The control and one-touch distribution under pressure is another world from mid-noughties football. Whatever happened on Tuesday and may happen next week, both sides are worthy of our highest acclaim and anyone in the Bernabeu should consider themselves fortunate.
It is trite to call these special nights; you know as much by now. They began to assemble on Avenida de Concha Espina three hours before kick off, and within an hour they were a mass of white shirts and loud voices. When, 90 minutes before Real Madrid began yet another European Cup semi-final, the team coach pulled into view and began to roll down the hill, it was flanked by police horses who desperately tried to hold back the rush.
It was a flawless evening for football. The atmosphere was intense, supercharged by the pre-match street party. The hot sun had faded into late spring dusk, its rays spearing through the lattice framework of the Bernabeu’s building work. The concrete exoskeleton has been replaced by silver horizontal slats, as if a spaceship has landed in Chamartin. The aliens made a solid choice; you wouldn’t have wanted to be anywhere else in the sporting world.
Predictably, Manchester City were able to dominate early possession and territory. They had more than two-thirds of the ball in the first 20 minutes. Kevin De Bruyne had the first shot in anger, Rodri the second and Erling Haaland the third and fourth. John Stones strode around the midfield like a general who has just been told that there are no more enemies coming over the hill.
If anything – adopts co-commentator voice – City had too much of the ball. There were times, when those in white fell towards their own goal in three banks, that a Guardiola disciple stood still with the ball at their feet and wondered quite how they could get past the army.
That – counterintuitively – is when Real Madrid are at their best. Against almost every other elite club, the time when you must concentrate the most is when you don’t have the ball. Against Real Madrid, it’s when you have the ball that you are in danger.

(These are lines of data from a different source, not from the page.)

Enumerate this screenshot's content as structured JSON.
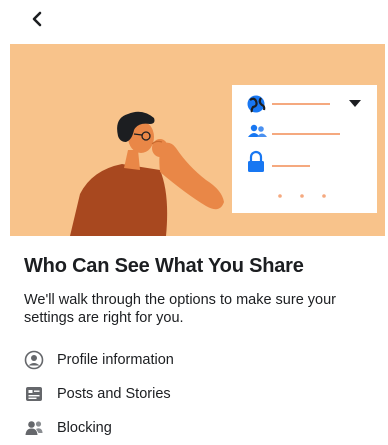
{
  "nav": {
    "back_icon": "chevron-left-icon"
  },
  "hero": {
    "background": "#f8c38b",
    "card_icons": [
      "globe-icon",
      "people-icon",
      "lock-icon"
    ],
    "dropdown_icon": "caret-down-icon"
  },
  "title": "Who Can See What You Share",
  "subtitle": "We'll walk through the options to make sure your settings are right for you.",
  "topics": [
    {
      "label": "Profile information",
      "icon": "profile-circle-icon"
    },
    {
      "label": "Posts and Stories",
      "icon": "posts-icon"
    },
    {
      "label": "Blocking",
      "icon": "blocking-people-icon"
    }
  ]
}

One mental fade, one slip in technique, one loss of possession, and you’re toast. Jerry always gets Tom in the end.
The speed of the counterattack was breathtaking, quickened up because everything was performed with such clarity under pressure. Luka Modric played a pass round the corner into the feet of Eduardo Camavinga. Camavinga, just 20 and playing in a position he publicly concedes isn’t his best, flies forward with the ball like a terrier intent on fetching one. The best is left to Vinicius Jr, who hits a shot without breaking stride so that the ball seems like a part of him that he is choosing to release at super speed.
Real Madrid’s other phenomenal attribute is their ability to use one moment in their favour as lifeblood that overshadows everything that might have gone against them. From wondering if you can win 1-0, you find yourself reassuring yourself that a 1-0 defeat wouldn’t be a bad result within the space of two minutes. Madrid’s older legs don’t feel quite as tired and the younger players scamper and dash around them. They meet in some utopian middle ground where everyone is at their peak.
Would Manchester City of years past have capitulated? Perhaps, and perhaps they still will again. But there is a steel that has developed over the course of 2023 that makes them look different, even if the same result becomes real. Stones is there pumping chests and fists. Kyle Walker is mopping up at the back post and staying calm enough to play the right pass. City have become a pressure sponge, sneakily wringing out the excess water at every break of play.
And they have their own wizard capable of scoring from outside the box if given a nanosecond too much time and space. De Bruyne was nowhere near his best in Madrid, a frustrating collection of overhit crosses and under hit passes and lack of connection with Haaland. But he can rasp a shot past any goalkeeper in the world. Even self-appointed Ballon D’Or candidate Thibaut Courtois.
We didn’t want it to be over after one leg; that would have felt like short change when watching these two coaches with these two teams. We meet in Manchester in a week’s time and those of us lucky enough to be neutral will salivate at the thought that it might just pick up where it left off. The prize-winning cat vs the wiliest mouse of them all; Don Carlo vs Professor Pep; the grandest history vs the new era of soft power.